Linguistics PhD
import pandas as pd
sample = pd.read_csv('./sampledata.csv')
sample.head(3)
Movement | Island_Type | Island | Distance | Item | Sentence | Subj_id | List | Score | |
---|---|---|---|---|---|---|---|---|---|
0 | WH | whe | non | sh | 1 | Who thinks that Paul stole the necklace? | 1 | 1 | 6 |
1 | WH | whe | non | sh | 2 | Who thinks that Matt chased the bus? | 1 | 1 | 2 |
2 | WH | whe | non | sh | 3 | Who thinks that Tom sold the television? | 1 | 1 | 3 |
I want to create new columns Score_mean
and Score_sd
, which show the mean and standard deviation of a particular item’s scores given by different subjects.
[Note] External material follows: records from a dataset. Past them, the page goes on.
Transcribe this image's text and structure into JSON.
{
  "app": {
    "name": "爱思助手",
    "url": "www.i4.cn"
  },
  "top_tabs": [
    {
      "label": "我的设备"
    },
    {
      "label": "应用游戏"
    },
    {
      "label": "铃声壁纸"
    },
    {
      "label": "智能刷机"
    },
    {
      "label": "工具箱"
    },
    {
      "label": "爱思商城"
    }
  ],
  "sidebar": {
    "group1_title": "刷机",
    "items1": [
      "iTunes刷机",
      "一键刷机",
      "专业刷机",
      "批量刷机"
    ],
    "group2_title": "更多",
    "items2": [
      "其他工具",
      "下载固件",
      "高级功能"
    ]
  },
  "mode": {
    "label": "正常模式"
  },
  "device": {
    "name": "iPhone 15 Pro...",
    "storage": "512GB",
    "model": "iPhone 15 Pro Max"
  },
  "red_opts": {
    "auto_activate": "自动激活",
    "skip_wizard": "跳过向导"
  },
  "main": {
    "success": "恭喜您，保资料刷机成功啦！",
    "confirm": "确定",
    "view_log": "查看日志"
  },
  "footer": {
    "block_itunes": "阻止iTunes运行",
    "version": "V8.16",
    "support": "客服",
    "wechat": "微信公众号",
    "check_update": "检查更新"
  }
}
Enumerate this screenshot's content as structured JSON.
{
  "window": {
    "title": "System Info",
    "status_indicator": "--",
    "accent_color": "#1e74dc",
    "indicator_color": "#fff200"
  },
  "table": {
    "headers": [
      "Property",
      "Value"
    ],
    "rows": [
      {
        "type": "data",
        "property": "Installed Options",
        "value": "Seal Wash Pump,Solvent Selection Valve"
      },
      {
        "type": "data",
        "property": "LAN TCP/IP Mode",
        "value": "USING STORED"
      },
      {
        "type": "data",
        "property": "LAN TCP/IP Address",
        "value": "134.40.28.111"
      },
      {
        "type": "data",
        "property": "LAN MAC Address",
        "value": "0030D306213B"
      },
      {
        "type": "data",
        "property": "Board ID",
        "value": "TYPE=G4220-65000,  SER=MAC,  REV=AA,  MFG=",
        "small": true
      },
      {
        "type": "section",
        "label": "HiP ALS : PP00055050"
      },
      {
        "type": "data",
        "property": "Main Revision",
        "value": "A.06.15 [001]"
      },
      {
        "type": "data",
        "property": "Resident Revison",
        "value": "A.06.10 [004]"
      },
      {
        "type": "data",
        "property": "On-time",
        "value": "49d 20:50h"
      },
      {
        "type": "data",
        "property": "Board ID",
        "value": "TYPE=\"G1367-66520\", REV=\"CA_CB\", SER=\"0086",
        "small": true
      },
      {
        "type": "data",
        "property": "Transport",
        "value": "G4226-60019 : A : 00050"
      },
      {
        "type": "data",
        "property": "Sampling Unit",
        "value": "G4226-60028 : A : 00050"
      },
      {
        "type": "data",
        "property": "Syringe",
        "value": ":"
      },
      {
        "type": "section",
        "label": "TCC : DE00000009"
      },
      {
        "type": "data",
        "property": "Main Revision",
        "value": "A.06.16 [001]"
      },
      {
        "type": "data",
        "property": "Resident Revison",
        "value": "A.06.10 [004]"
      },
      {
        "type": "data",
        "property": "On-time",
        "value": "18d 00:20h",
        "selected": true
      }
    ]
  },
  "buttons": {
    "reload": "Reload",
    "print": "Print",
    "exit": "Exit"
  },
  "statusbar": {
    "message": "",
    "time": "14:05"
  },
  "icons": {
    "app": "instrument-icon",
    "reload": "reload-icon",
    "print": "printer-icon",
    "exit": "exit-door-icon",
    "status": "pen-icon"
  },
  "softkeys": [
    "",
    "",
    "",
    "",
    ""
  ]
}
Think group_by
followed by mutate
in R. Here’s one way to accomplish it.
sample = sample.assign(
Score_mean = sample.groupby(['Sentence'])['Score'].transform('mean'),
Score_sd = sample.groupby(['Sentence'])['Score'].transform('std'))
sample.head(3)
Movement | Island_Type | Island | Distance | Item | Sentence | Subj_id | List | Score | Score_mean | Score_sd | |
---|---|---|---|---|---|---|---|---|---|---|---|
0 | WH | whe | non | sh | 1 | Who thinks that Paul stole the necklace? | 1 | 1 | 6 | 4.875 | 1.543805 |
1 | WH | whe | non | sh | 2 | Who thinks that Matt chased the bus? | 1 | 1 | 2 | 4.250 | 1.914854 |
2 | WH | whe | non | sh | 3 | Who thinks that Tom sold the television? | 1 | 1 | 3 | 4.250 | 1.693123 |